In another story about a race in New York, one candidate has argued that the spot of another violates copyright law by using recorded material created by another without permission.  While the candidate who created the ad argues that he had a right to use the clip under the "Fair Use" doctrine, even if he did not, a station could not pull the ad, and would not be liable for any copyright liability that might attach.  Note that the answer might be different if the ad was posted on the station’s website (where the no censorship rules does not apply), or if the ad was sponsored by a third party group rather than the candidate himself.

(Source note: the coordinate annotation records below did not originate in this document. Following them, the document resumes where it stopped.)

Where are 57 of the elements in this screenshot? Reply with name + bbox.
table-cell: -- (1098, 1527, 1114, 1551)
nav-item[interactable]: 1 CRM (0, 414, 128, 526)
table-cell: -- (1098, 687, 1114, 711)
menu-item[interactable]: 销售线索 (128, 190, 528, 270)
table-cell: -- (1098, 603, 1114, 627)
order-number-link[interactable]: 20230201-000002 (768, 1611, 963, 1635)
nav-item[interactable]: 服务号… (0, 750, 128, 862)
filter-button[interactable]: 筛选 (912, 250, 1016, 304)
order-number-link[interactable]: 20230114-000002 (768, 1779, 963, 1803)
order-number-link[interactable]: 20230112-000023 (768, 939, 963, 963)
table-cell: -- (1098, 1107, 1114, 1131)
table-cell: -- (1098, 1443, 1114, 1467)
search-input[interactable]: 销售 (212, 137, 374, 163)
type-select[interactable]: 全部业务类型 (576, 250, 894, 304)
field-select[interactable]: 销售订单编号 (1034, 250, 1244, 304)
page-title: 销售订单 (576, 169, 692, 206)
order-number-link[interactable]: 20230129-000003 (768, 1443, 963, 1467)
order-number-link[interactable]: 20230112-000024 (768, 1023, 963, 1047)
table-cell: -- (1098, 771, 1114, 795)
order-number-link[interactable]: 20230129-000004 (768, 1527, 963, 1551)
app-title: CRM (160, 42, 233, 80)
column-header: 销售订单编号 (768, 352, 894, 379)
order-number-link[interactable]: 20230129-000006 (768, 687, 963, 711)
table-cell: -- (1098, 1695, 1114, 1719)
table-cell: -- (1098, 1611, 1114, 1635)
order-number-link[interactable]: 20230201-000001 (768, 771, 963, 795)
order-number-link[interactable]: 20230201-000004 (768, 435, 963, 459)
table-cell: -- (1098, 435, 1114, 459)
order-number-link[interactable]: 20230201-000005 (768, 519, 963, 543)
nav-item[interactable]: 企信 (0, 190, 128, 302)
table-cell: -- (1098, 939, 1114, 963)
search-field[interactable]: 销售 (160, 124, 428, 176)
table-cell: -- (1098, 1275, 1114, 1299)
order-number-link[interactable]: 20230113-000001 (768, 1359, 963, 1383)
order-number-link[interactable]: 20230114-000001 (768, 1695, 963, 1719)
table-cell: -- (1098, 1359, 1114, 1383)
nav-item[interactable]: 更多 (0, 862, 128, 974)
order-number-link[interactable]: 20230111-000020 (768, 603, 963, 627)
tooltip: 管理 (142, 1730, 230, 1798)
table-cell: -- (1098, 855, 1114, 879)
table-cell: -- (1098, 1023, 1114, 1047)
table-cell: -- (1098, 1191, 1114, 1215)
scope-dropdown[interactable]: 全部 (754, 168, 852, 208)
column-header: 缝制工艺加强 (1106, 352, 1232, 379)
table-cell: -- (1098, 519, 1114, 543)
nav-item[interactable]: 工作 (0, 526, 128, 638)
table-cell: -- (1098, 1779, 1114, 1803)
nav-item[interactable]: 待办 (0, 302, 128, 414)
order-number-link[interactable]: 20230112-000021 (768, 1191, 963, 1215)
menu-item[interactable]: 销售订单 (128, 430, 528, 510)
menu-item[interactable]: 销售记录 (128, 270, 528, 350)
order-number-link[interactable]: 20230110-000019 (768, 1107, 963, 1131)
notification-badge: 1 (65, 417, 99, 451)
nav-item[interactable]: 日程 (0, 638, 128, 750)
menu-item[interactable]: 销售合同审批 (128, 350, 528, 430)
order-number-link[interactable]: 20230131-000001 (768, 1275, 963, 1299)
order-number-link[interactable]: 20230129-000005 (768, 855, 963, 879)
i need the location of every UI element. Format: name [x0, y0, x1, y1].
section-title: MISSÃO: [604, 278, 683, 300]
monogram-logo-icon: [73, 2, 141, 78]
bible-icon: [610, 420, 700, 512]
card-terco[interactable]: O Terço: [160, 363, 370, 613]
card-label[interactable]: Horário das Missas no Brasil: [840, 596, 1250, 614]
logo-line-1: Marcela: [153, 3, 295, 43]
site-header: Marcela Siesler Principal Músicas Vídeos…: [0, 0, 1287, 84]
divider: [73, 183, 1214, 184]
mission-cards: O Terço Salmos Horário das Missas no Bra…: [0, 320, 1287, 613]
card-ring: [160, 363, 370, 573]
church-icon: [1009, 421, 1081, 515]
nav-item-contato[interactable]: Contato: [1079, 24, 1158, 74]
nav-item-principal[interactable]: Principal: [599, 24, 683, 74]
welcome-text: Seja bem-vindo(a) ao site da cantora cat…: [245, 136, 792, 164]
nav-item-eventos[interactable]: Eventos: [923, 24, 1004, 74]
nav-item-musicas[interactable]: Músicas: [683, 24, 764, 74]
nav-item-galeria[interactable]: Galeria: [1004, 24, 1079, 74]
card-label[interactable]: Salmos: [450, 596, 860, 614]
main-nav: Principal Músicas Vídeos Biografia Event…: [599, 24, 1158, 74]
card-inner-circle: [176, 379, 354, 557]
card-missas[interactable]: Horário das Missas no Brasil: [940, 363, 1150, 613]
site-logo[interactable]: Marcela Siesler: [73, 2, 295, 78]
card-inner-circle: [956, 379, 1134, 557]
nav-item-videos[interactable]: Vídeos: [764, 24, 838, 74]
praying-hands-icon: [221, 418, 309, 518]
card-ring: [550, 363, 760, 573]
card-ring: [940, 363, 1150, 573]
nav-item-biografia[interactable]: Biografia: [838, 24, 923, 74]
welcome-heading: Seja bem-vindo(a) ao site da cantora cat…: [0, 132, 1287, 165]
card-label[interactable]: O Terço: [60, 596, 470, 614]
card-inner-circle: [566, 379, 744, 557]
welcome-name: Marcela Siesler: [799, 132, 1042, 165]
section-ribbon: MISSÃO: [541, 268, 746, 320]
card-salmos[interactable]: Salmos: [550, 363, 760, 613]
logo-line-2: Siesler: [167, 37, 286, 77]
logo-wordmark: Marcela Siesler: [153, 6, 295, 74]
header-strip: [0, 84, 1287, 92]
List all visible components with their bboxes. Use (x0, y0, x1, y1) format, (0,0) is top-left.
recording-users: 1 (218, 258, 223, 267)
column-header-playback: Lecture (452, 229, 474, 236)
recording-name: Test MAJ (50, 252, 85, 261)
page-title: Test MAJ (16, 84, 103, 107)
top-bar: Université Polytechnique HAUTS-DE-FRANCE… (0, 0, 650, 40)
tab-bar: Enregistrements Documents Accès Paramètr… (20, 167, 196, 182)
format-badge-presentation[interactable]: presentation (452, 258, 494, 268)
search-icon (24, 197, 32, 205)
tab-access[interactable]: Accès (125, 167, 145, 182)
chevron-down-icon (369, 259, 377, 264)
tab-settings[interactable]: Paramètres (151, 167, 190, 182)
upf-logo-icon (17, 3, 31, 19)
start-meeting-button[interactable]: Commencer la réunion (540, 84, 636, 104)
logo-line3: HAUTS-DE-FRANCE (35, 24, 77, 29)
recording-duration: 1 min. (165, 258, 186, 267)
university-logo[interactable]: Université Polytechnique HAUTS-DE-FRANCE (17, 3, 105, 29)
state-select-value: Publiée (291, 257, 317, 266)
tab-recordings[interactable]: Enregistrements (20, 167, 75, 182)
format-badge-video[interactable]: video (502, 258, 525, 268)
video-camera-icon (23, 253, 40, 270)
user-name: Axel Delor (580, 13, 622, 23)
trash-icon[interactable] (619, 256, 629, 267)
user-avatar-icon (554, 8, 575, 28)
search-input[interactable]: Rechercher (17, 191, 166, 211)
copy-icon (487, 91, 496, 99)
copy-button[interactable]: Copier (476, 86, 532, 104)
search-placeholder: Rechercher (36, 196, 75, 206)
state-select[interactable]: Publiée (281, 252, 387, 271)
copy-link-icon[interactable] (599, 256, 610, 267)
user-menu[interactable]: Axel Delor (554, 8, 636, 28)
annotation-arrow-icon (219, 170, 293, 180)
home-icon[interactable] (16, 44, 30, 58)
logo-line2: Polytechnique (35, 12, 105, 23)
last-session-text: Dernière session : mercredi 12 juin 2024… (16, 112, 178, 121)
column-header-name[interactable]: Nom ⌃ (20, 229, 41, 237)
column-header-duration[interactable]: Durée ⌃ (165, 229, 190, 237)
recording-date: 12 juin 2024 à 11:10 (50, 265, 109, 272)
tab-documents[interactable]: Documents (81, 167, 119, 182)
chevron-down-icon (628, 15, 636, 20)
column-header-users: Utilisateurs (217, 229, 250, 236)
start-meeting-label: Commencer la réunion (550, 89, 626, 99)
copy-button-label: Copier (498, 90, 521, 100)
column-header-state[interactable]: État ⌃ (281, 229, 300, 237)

This is not to say that the candidate being defamed, or the copyright holder whose material is being improperly appropriated, has no remedy for an objectionable candidate ad.  But that remedy is against the candidate sponsoring the ad, not against the station that broadcasts it.  While suits against a candidate or that candidate’s campaign committee are rare, they are theoretically possible. 

One last note, these rules apply to both Federal and state and local candidates.  While broadcast stations have no "reasonable access" obligation to sell time to state candidates, once they do, the no censorship rule applies.  More information on this subject and on other political broadcasting issues can be found in Davis Wright Tremaine’s Political Broadcasting Guide.